Desde a antiguidade sociedades primitivas utilizavam da maquiagem com cunho cultural e religioso, realizando pinturas faciais com pigmentos extraídos de plantas durante seus rituais. Para esses povos, a maquiagem era detentora de propriedades mágicas e protetoras. Mas se a arte de maquiar existe antes do surgimento de algumas religiões predominantes na sociedade, por que seu uso é condenado pelas mesmas?

(Foto: exposição virtual Funeral Barroco)

Um grande exemplo do uso ritualístico da maquiagem é o povo Bororo, presente em Mato-Grosso a centenas de anos, donos de uma estética única e exuberante. 

É somente no Egito Antigo que a maquiagem passa a ser vista como um meio de embelezamento, além de religioso. Essa era foi marcada pelas famosas pinturas com henna para destacar os olhos, o que veio a se tornar o nosso delineado gatinho, também notamos nessas maquiagens a predominância do dourado e sombras azuis. A cultura egípcia valorizou muito a beleza, chegando a criar a prática de maquiar os Faraós após sua morte, pois o povo acreditava na ressurreição e que o líder deveria estar com uma boa aparência durante esse momento. Mas do que eram feitos os primeiros produtos de maquiagem? De acordo com registros históricos e o estudo realizado pelo químico Christian Amatore a maquiagem tinha como base quatro produtos oriundos do chumbo: galena, cerusita, laurionita e fosgenita, que juntos criavam as cores dos produtos.

Já na idade média, com predomínio de religiões monoteístas, a maquiagem passou a ser condenada pelas igrejas e vista como uma prática pecaminosa, o que nos leva a pensar: em uma época onde a pele mais clara era relacionada a beleza e pureza enquanto a pele mais escura ao trabalho e escassez, não seria óbvio o surgimento de uma busca pela adequação aos padrões? Mesmo que contrária aos conselhos religiosos de incentivo a “valorização da beleza natural” essa busca aconteceu – e ainda acontece – dando início ao uso de produtos a base de chumbo para clareamento da pele.

Chegando na Renascença, a maquiagem passa a ser vista oficialmente como arte e a igreja chega a aceitar pinturas simples, voltando a ser feitas com ingredientes naturais como clara de ovo, madrepérolas em pó e pigmentos vegetais. Mesmo com produtos a base de elementos naturais, essa fase ficou marcada na história da maquiagem com a tendência da Cerusa Veneziana, utilizado para deixar a pele com tom uniforme, mas mantendo o aspecto natural. Podemos dizer que essa criação foi uma espécie de “BB cream tóxico”. O alvaiade – como é conhecido atualmente – não só carbonato de chumbo como fragmentos de metais em sua composição, o que a longo prazo levava seus consumidores a desenvolverem a perda de cabelos, dentes, e sobrancelhas. Entre as consequências do uso também estão corrosão e cicatrizes na pele, e a longo prazo declínio cognitivo precoce. Apesar de possuir uma formulação tão degradante à saúde humana, o alvaiade fora bastante comercializado como a base “Espíritos de Saturno”.

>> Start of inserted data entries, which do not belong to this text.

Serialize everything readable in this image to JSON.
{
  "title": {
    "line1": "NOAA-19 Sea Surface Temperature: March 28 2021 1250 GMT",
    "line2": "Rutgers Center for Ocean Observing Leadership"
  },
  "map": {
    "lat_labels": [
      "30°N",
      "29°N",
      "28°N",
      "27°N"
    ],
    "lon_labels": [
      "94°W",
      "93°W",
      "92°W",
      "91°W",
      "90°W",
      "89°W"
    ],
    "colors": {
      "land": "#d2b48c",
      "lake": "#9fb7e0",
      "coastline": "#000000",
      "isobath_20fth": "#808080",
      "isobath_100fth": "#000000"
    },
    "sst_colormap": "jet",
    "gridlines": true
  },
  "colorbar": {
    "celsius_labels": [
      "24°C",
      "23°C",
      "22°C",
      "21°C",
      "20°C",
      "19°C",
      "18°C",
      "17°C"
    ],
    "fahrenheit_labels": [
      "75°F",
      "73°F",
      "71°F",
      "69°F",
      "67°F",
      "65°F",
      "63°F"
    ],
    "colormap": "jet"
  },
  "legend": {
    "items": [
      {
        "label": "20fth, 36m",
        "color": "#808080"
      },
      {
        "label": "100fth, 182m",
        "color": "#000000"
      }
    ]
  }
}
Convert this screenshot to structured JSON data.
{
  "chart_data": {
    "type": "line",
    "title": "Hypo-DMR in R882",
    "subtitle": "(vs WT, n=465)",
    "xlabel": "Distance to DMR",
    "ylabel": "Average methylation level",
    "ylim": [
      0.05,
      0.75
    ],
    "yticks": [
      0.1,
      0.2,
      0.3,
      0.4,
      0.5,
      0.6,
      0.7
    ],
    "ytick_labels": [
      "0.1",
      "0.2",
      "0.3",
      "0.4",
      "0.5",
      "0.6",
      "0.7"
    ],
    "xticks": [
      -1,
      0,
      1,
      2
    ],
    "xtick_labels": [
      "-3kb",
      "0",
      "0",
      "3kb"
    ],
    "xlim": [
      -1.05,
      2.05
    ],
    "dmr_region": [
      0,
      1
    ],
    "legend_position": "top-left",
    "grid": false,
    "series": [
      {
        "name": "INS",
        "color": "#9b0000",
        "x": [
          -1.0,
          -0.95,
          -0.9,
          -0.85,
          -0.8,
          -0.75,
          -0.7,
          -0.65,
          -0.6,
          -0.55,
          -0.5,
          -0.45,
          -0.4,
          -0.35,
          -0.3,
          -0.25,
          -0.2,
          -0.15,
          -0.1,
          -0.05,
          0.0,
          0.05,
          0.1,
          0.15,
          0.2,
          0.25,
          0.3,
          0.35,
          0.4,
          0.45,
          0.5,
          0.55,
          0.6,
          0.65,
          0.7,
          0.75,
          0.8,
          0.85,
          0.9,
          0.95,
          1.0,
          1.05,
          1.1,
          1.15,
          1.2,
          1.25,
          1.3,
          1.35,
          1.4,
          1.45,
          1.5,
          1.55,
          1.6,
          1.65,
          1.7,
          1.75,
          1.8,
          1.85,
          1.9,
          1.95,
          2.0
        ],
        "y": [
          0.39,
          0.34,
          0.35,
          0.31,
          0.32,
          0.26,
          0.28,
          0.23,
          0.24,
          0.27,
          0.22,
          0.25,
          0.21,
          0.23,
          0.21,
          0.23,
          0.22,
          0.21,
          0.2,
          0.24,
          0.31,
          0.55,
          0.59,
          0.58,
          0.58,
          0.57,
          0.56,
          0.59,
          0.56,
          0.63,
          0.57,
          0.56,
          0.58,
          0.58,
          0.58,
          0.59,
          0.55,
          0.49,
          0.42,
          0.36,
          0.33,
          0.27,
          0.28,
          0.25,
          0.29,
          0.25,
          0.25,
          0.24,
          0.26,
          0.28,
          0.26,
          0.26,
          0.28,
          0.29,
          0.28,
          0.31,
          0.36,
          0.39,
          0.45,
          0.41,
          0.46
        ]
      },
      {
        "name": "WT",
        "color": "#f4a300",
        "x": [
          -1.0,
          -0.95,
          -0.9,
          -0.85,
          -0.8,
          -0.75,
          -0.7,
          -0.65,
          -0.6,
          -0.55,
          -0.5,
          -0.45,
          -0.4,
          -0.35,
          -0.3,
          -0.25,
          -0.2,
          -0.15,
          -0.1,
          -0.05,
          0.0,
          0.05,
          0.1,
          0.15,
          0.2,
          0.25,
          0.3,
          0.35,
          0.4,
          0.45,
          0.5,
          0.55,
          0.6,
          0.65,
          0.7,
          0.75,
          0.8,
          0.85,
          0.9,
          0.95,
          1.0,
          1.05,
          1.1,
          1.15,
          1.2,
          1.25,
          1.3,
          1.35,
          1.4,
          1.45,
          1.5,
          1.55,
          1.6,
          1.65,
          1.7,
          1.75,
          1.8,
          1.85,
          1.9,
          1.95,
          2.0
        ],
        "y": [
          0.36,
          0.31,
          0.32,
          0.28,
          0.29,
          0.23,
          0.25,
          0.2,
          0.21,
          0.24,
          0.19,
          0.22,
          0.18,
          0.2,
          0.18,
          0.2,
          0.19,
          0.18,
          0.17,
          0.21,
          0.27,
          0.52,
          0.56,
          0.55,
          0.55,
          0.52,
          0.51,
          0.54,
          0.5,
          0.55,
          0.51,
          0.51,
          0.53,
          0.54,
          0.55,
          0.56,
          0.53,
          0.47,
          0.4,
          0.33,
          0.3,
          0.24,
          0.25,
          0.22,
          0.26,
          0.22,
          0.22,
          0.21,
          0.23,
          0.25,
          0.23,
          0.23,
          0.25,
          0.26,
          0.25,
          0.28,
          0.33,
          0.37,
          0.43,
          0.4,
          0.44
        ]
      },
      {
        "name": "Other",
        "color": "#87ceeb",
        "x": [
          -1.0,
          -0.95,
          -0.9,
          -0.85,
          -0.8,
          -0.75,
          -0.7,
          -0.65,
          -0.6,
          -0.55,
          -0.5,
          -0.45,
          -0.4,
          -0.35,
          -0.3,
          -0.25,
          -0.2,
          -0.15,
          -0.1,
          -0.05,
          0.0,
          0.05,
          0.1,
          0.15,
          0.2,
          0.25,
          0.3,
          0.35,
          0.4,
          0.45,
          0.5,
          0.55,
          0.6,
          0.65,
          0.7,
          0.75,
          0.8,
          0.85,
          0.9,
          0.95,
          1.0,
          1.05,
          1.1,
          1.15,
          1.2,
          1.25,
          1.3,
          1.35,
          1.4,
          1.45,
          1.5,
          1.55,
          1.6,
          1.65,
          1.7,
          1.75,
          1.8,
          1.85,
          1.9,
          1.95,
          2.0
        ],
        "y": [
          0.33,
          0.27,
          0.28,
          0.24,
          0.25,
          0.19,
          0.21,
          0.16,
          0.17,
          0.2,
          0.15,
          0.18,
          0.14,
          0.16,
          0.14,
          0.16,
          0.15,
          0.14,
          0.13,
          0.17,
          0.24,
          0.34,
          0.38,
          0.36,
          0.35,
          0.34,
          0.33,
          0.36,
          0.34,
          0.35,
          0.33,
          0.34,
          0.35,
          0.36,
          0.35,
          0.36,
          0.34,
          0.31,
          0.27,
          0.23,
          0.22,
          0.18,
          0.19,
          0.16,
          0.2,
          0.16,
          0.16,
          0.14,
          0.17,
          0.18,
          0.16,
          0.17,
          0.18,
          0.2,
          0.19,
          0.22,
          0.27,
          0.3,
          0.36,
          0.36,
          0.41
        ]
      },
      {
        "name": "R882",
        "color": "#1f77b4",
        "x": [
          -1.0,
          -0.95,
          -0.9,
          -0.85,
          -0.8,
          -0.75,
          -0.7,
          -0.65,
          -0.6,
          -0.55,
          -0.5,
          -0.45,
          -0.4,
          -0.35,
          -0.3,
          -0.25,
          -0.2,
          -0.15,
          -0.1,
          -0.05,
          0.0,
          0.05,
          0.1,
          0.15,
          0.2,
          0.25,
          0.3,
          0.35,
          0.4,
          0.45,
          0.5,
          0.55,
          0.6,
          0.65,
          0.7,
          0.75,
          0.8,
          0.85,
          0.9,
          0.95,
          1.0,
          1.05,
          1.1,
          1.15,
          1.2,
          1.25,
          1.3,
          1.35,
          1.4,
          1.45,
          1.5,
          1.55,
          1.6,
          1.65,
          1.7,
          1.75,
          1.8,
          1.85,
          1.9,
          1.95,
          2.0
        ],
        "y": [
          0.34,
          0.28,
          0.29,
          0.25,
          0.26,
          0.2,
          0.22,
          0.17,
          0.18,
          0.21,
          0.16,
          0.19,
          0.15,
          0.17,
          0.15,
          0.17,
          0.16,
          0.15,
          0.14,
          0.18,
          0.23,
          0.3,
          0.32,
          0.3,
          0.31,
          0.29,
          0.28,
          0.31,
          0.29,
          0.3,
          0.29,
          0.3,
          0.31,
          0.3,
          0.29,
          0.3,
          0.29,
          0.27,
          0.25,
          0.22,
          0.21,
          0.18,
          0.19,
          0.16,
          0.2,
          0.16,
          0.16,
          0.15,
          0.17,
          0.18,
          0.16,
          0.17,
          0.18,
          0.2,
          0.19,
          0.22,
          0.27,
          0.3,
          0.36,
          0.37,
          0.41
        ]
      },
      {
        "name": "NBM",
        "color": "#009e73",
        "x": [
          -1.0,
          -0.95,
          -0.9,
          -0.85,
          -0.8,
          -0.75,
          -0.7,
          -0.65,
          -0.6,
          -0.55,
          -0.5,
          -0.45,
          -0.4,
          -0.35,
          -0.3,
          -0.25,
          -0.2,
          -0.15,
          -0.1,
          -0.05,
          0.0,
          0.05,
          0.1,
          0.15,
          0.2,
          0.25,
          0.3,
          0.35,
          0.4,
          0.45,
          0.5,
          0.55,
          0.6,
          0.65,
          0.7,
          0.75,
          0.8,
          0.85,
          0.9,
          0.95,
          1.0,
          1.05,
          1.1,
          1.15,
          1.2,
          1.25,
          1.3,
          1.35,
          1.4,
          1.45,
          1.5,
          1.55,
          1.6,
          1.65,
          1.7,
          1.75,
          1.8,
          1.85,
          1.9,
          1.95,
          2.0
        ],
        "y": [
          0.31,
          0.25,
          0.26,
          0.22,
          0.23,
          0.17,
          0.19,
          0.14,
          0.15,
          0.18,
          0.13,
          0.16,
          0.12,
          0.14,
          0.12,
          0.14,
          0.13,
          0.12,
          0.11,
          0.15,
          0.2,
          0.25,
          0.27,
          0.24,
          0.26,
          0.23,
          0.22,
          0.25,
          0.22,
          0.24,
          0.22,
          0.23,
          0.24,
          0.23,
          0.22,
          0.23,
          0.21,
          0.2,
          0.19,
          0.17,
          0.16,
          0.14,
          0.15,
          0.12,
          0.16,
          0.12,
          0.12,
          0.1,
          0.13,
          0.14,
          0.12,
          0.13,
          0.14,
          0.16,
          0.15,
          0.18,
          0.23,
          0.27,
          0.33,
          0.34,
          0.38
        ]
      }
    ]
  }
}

De acordo com o Guinnes World Records a Rainha Elizabeth está entre as celebridades que aderiram a tendência Cerusa Veneziana.

(Foto: Rainha Elizabeth por George Gower, 1588)

Décadas se passaram e após a era de ouro de Hollywood (com suas peles perfeitas e batons vermelhos), o impacto de Andy Warhol – criador do movimento art pop – e as tendências criadas em mídias sociais, ainda notamos a presença de estigmas religiosos sobre a arte de maquiar. Para muitos povos, ainda é utilizada com grande relevância cultural e religiosa, para outros como embelezamento e para alguns grupos sociais, vista como exagero desnecessário. Estando esses ideais presentes na nossa história, não podemos negar a importância e impacto social da maquiagem, que continua e sempre continuará representando movimentos, momentos históricos e a beleza. Maquiar é, sim, embelezar, mas não apenas isso, maquiar também é comunicar, fazer arte, simbolizar culturas, é representar e até mesmo empoderar pessoas.